Il avait juré de ne pas marcher sur des cadavres pour accéder au palais présidentiel, aujourd’hui il risque d’y sortir en pataugeant sur le sang des victimes que la folie meurtrière de son armée ne cesse de verser quotidiennement.
Lui, c’est Abdoulaye Wade, un président que d’aucuns croyaient qu’il aurait la sagesse de Mandela en se retirant du pouvoir après avoir brigué le nombre de mandat auquel la Constitution lui donnait droit. Hélas, il a choisi de laisser son nom figurer dans les pages noires des tyrans du siècle, au chapitre des assassins qui ont préféré massacrer leur peuple pour se maintenir au pouvoir.
Sept vies humaines enlevées et des dizaines de blessés graves pour empêcher au peuple d’exprimer sa déception sur une décision injuste et partiale de la justice. Un spectacle triste et désolant de camion de la police fonçant sur une foule désespérée et des policiers sans retenue tirant à bout portant sur des personnes sans défense. Il faut être Abdoulaye Wade pour trahir si odieusement l’espoir de toute une jeunesse qui lui vouait pourtant un culte démesuré pendant ses années d’opposition. Soutenu par une population acquise à sa cause et en quête de bien-être, il avait promis monts et merveilles pour abréger la souffrance des Sénégalais et rétablir la justice. Douze années après son accession au pouvoir, il ne trouve rien de mieux que de donner l’ordre de mater son peuple.
Devant ces excès tragiques du régime de Wade, faut-il courber l’échine et renoncer à la lutte ou accepter de se sacrifier pour un idéal de justice ?
Il faudra en effet se battre par tous les moyens nécessaires pour barrer la route à cette forfaiture que le Conseil constitutionnel a décidé de nous imposer.

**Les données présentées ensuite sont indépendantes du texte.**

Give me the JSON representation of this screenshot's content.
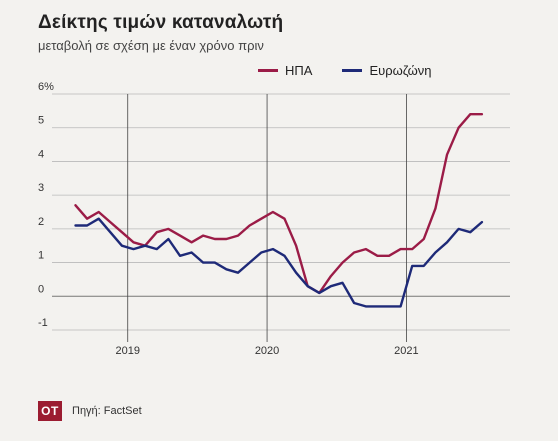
{
  "header": {
    "title": "Δείκτης τιμών καταναλωτή",
    "subtitle": "μεταβολή σε σχέση με έναν χρόνο πριν"
  },
  "footer": {
    "logo_text": "OT",
    "source": "Πηγή: FactSet"
  },
  "chart_data": {
    "type": "line",
    "ylim": [
      -1,
      6
    ],
    "yticks": [
      -1,
      0,
      1,
      2,
      3,
      4,
      5,
      6
    ],
    "ytick_labels": [
      "-1",
      "0",
      "1",
      "2",
      "3",
      "4",
      "5",
      "6%"
    ],
    "xlim": [
      "2018-08",
      "2021-07"
    ],
    "xticks": [
      "2019-01",
      "2020-01",
      "2021-01"
    ],
    "xtick_labels": [
      "2019",
      "2020",
      "2021"
    ],
    "grid": true,
    "legend_position": "top-right",
    "series": [
      {
        "name": "ΗΠΑ",
        "color": "#9b1c47",
        "x": [
          "2018-08",
          "2018-09",
          "2018-10",
          "2018-11",
          "2018-12",
          "2019-01",
          "2019-02",
          "2019-03",
          "2019-04",
          "2019-05",
          "2019-06",
          "2019-07",
          "2019-08",
          "2019-09",
          "2019-10",
          "2019-11",
          "2019-12",
          "2020-01",
          "2020-02",
          "2020-03",
          "2020-04",
          "2020-05",
          "2020-06",
          "2020-07",
          "2020-08",
          "2020-09",
          "2020-10",
          "2020-11",
          "2020-12",
          "2021-01",
          "2021-02",
          "2021-03",
          "2021-04",
          "2021-05",
          "2021-06",
          "2021-07"
        ],
        "values": [
          2.7,
          2.3,
          2.5,
          2.2,
          1.9,
          1.6,
          1.5,
          1.9,
          2.0,
          1.8,
          1.6,
          1.8,
          1.7,
          1.7,
          1.8,
          2.1,
          2.3,
          2.5,
          2.3,
          1.5,
          0.3,
          0.1,
          0.6,
          1.0,
          1.3,
          1.4,
          1.2,
          1.2,
          1.4,
          1.4,
          1.7,
          2.6,
          4.2,
          5.0,
          5.4,
          5.4
        ]
      },
      {
        "name": "Ευρωζώνη",
        "color": "#1e2a78",
        "x": [
          "2018-08",
          "2018-09",
          "2018-10",
          "2018-11",
          "2018-12",
          "2019-01",
          "2019-02",
          "2019-03",
          "2019-04",
          "2019-05",
          "2019-06",
          "2019-07",
          "2019-08",
          "2019-09",
          "2019-10",
          "2019-11",
          "2019-12",
          "2020-01",
          "2020-02",
          "2020-03",
          "2020-04",
          "2020-05",
          "2020-06",
          "2020-07",
          "2020-08",
          "2020-09",
          "2020-10",
          "2020-11",
          "2020-12",
          "2021-01",
          "2021-02",
          "2021-03",
          "2021-04",
          "2021-05",
          "2021-06",
          "2021-07"
        ],
        "values": [
          2.1,
          2.1,
          2.3,
          1.9,
          1.5,
          1.4,
          1.5,
          1.4,
          1.7,
          1.2,
          1.3,
          1.0,
          1.0,
          0.8,
          0.7,
          1.0,
          1.3,
          1.4,
          1.2,
          0.7,
          0.3,
          0.1,
          0.3,
          0.4,
          -0.2,
          -0.3,
          -0.3,
          -0.3,
          -0.3,
          0.9,
          0.9,
          1.3,
          1.6,
          2.0,
          1.9,
          2.2
        ]
      }
    ]
  }
}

Compter autant de morts et de blessés en si peu de temps pour ensuite se plier à la volonté d’un vieillard sénile et de ses sbires serait une erreur impardonnable et une insulte suprême à l’âme des disparus qui ne faisaient que s’indigner devant ce que certains qualifient de «coup d’état constitutionnel». La seule vérité qui vaille en ce moment est le départ sans concession de Wade. Si le nombre des morts avait freiné l’ardeur des Égyptiens, des Tunisiens, des Libyens et des Yéménites, les dirigeants de ces pays respectifs seraient encore en train de pavaner dans leurs palais. C’est la détermination et l’esprit de sacrifice des populations qui ont engendré la réussite de leur combat. Le ver s’appelle aujourd’hui Abdoulaye Wade et il faut l’extirper du fruit.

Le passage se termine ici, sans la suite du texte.